でもその眼差しは冷徹に人間を観察している・・・。
「ゆれる」の書籍の方を図書館で借りて読んだのですが
もう「あるある、田舎ってこう!」という感じでした。
女性だけにヒロインに対しても容赦が無い。
「あしたのかみさま」も読みたいけどずっと貸し出し中。
つい活字の方から入ってしまいます。
投稿: 奈良の亀母 | 2009年7月19日 (日) 21時25分
ウワー、和美さんでなくて美和さんでした。
西川監督、申し訳ありません。
投稿: 奈良の亀母 | 2009年7月19日 (日) 21時28分
奈良の亀母様
こちらにもコメントありがとうございます!
わざわざ訂正もしてくださってありがとう♪
西川監督、トップランナーに出てたんですね!
見のがしてしまった。再放送あるかな?
キレイな方ですよね。同世代だし、憧れてしまいます。
西川さんの小説、読んでみたいです。
私も最近はもっぱら図書館なんですけど、
話題の本はなかなか借りられないですね〜
投稿: kenko | 2009年7月19日 (日) 23時20分
kenkoさんこんにちは★
コメTBありがとう〜
西川監督って細かい演出がニクいほど上手いですよね、
アイスの溶けて行く姿を捉えてたり。
デビュー作の蛇イチゴ観たいと思いつつまだなので今度観ようと思ってマス。
えー?ソンガンホがイメージだったんですか?
)
それはちょっと違うかも、、、でもソンガンホがやったら
もっとハマっていた気もしますー^^
つるべえさんでももちろん良かったけど
(でもほんとはこの方ニガテ
投稿: mig | 2009年7月22日 (水) 12時07分
mig様
お返事ありがとうございます☆
今回も西川監督の世界に引き込まれました。
なんでもなく見えるシーンの捉え方が上手いですよね〜
『蛇イチゴ』も良かったです!
こちらもやっぱり芸人で宮迫ですが。
イメージはソン・ガンホだったらしいです。ちょっと意外?
ソン・ガンホの出てる映画と言えば実は『グエムル』しか観たことないんですけど、
もし鶴瓶でなくてソン・ガンホだったらまた違った印象の映画になったでしょうね。
鶴瓶苦手ですか?脱いじゃいけない時に脱ぐから?とか?
投稿: kenko | 2009年7月22日 (水) 14時17分
kenkoさん
お久しぶりでーす。
遅まきながら観てきました。子供頃から鶴瓶師匠知ってるだけにかなり
抵抗あったんですけど、名演だった(いややっぱり素のまま?)ので監督すごいなぁと思います。いややはり鶴瓶師匠がすごいのかも。(笑)

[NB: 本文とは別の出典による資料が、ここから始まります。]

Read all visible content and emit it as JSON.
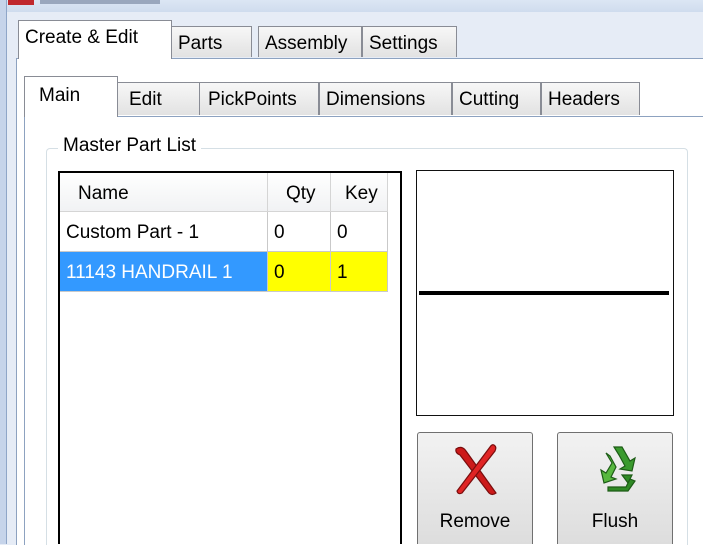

あの主人公つるべを自分自身だと言ってのける美人監督、タダものでは
ないですねー。知らなかったんですけど、ノベライズ的な本が直木賞候補になってたんですね。
最近ハデな分奥行きのない邦画がなんとなく多いイメージがあるんですけど、この監督はその逆のようなことをやられてる印象があります。
投稿: kazupon | 2009年8月15日 (土) 20時52分
kazupon様
おひさしぶりです!!
ここ1週間ばかし留守にしてまして・・・お返事が遅くなってしまいました。ごめんなさい
『ディアドクター』ご覧になったんですね!
今回も期待を裏切らない非常に見応えのあるドラマでした。
鶴瓶師匠はハマってた!
素なのか演技なのか分からないところに逆に凄味のようなものを感じてしまいました。
西川監督は『蛇イチゴ』のときも雨上がり宮迫とか起用してたし、
芸人さんの中でこれはという人に目をつける才能もあるのかも?
直木賞候補になった小説の方も読んでみたいです。
映画館に売ってたの買えば良かったなぁ。
ハデで奥行きのない映画・・・いっぱいありますね
それはそれで楽しめちゃう場合もありますけど、
こういう上質な作品が邦画で観られるのってやっぱり嬉しいです。